Chapter 2 deals with algorithm analysis. This chapter explains asymptotic analysis and its major weaknesses. Many examples are provided, including an in-depth explanation of logarithmic running time. Simple recursive programs are analyzed by intuitively converting them into iterative programs. More complicated divide-and-conquer programs are introduced, but some of the analysis (solving recurrence relations) is implicitly delayed until Chapter 7, where it is performed in detail.

Chapter 3 covers lists, stacks, and queues. The emphasis here is on coding these data structures using ADTS, fast implementation of these data structures, and an exposition of some of their uses. There are almost no programs (just routines), but the exercises contain plenty of ideas for programming assignments.

Chapter 4 covers trees, with an emphasis on search trees, including external search trees (B-trees). The UNIX file system and expression trees are used as examples. AVL trees and splay trees are introduced but not analyzed. Seventy-five percent of the code is written, leaving similar cases to be completed by the student. Additional coverage of trees, such as file compression and game trees, is deferred until Chapter 10. Data structures for an external medium are considered as the final topic in several chapters.

Chapter 5 is a relatively short chapter concerning hash tables. Some analysis is performed and extendible hashing is covered at the end of the chapter.

Chapter 6 is about priority queues. Binary heaps are covered, and there is additional material on some of the theoretically interesting implementations of priority queues.

Chapter 7 covers sorting. It is very specific with respect to coding details and analysis. All the important general-purpose sorting algorithms are covered and compared. Three algorithms are analyzed in detail: insertion sort, Shellsort, and quicksort. External sorting is covered at the end of the chapter.

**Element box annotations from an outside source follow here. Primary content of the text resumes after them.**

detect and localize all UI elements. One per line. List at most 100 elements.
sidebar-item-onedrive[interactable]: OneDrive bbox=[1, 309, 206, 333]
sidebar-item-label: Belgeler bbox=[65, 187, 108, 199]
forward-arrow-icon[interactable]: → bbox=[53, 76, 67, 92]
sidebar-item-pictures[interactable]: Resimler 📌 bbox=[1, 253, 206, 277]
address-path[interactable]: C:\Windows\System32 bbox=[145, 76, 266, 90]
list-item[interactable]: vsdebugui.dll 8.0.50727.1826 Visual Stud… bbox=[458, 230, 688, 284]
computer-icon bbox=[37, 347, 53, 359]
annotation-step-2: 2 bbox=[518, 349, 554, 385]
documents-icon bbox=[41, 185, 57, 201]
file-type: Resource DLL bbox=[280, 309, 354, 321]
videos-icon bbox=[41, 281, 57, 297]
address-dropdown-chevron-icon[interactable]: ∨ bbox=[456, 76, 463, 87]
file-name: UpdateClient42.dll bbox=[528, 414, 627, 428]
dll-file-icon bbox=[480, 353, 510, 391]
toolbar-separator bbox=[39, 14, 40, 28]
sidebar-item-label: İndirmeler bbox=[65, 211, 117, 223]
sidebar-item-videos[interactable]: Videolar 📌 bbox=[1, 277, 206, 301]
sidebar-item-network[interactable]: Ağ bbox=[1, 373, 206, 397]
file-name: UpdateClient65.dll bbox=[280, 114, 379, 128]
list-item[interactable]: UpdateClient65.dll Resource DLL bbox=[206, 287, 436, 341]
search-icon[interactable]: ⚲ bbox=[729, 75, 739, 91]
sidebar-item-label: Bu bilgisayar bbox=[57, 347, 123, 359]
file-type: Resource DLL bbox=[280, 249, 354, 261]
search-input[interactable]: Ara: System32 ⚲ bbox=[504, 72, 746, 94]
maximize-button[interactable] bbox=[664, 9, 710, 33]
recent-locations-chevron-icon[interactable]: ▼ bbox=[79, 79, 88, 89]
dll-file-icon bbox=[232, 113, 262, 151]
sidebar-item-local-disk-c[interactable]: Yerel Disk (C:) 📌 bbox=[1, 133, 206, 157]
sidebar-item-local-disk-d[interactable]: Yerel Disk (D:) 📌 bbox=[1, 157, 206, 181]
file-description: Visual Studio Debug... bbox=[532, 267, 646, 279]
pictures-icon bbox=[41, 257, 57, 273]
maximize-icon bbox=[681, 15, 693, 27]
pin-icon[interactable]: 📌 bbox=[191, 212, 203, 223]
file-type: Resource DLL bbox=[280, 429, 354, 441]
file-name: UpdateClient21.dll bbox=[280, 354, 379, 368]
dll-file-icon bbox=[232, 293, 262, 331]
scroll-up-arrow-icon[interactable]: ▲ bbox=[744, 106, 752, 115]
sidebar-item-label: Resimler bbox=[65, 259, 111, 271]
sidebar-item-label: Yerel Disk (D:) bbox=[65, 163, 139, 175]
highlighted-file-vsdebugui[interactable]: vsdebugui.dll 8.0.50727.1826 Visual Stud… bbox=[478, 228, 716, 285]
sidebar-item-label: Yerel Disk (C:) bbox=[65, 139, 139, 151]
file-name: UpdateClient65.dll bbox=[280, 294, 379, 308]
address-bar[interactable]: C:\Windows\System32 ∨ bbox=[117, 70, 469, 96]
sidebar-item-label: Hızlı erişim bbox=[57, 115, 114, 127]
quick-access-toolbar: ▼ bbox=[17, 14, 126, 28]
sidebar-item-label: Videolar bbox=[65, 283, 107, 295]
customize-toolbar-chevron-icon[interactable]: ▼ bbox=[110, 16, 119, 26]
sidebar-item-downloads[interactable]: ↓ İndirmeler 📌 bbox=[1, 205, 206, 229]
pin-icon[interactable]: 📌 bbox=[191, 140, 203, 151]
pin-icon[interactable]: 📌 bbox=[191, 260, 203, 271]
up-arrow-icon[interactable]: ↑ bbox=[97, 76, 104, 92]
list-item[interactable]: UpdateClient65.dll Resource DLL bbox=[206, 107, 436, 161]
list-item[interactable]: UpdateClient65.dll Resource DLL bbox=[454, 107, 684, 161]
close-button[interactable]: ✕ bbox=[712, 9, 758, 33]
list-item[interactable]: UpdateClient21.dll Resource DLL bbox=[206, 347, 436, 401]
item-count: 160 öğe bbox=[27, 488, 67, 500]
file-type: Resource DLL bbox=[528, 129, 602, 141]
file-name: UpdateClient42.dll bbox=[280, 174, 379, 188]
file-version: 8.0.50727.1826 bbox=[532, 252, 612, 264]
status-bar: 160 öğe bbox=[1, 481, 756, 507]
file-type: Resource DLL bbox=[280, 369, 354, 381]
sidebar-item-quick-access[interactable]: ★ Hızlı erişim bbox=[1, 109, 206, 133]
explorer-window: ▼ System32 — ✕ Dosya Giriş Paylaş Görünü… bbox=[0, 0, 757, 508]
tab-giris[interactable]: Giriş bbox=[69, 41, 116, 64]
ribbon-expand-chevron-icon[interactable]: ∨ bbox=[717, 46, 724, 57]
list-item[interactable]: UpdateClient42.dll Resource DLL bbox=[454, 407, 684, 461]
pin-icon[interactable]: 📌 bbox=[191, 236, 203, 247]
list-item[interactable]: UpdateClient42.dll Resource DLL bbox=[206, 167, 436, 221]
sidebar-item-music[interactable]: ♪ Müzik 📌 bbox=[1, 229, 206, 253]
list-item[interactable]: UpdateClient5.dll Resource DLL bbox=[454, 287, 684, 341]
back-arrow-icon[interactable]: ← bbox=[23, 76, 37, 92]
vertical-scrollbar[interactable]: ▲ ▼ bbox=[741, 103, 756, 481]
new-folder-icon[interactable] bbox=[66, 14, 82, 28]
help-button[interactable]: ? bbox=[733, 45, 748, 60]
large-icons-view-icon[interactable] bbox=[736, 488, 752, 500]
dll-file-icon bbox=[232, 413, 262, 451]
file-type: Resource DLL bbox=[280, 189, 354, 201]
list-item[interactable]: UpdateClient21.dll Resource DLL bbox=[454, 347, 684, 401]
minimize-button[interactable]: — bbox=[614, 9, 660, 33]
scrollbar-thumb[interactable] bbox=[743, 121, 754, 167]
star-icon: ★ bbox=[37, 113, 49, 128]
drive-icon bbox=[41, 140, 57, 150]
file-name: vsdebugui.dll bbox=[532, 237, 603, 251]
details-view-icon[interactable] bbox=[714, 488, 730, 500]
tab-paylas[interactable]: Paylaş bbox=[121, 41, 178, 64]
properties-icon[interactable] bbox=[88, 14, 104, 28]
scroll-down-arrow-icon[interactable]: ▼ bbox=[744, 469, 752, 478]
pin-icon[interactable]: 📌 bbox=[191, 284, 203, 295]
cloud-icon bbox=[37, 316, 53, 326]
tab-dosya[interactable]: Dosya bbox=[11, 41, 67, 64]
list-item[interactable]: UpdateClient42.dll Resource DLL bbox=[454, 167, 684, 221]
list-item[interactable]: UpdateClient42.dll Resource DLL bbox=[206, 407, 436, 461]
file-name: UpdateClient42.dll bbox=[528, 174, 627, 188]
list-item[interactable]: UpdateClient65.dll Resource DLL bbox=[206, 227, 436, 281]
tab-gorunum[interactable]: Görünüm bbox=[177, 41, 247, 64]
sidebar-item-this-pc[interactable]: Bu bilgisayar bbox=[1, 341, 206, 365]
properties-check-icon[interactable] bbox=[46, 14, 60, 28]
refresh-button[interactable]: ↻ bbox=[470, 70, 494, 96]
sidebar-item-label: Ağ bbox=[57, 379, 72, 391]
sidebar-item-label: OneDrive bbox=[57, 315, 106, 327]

Chapter 8 discusses the disjoint set algorithm with proof of the running time. This is a short and specific chapter that can be skipped if Kruskal's algorithm is not discussed.

Chapter 9 covers graph algorithms. Algorithms on graphs are interesting not only because they frequently occur in practice but also because their running time is so heavily dependent on the proper use of data structures. Virtually all of the standard algorithms are presented along with appropriate data structures, pseudocode, and analysis of running time. To place these problems in a proper context, a short discussion on complexity theory (including *NP*-completeness and undecidability) is provided.

Chapter 10 covers algorithm design by examining common problem-solving techniques. This chapter is heavily fortified with examples. Pseudocode is used in these later chapters so that the student's appreciation of an example algorithm is not obscured by implementation details.

Chapter 11 deals with amortized analysis. Three data structures from Chapters 4 and 6 and the Fibonacci heap, introduced in this chapter, are analyzed.

Chapters 1-9 provide enough material for most one-semester data structures courses. If time permits, then Chapter 10 can be covered. A graduate course on algorithm analysis could cover Chapters 7-11. The advanced data structures analyzed in Chapter 11 can easily be referred to in the earlier chapters. The discussion of *NP*-completeness in Chapter 9 is far too brief to be used in such a course. Garey and Johnson's book on *NP*-completeness can be used to augment this text.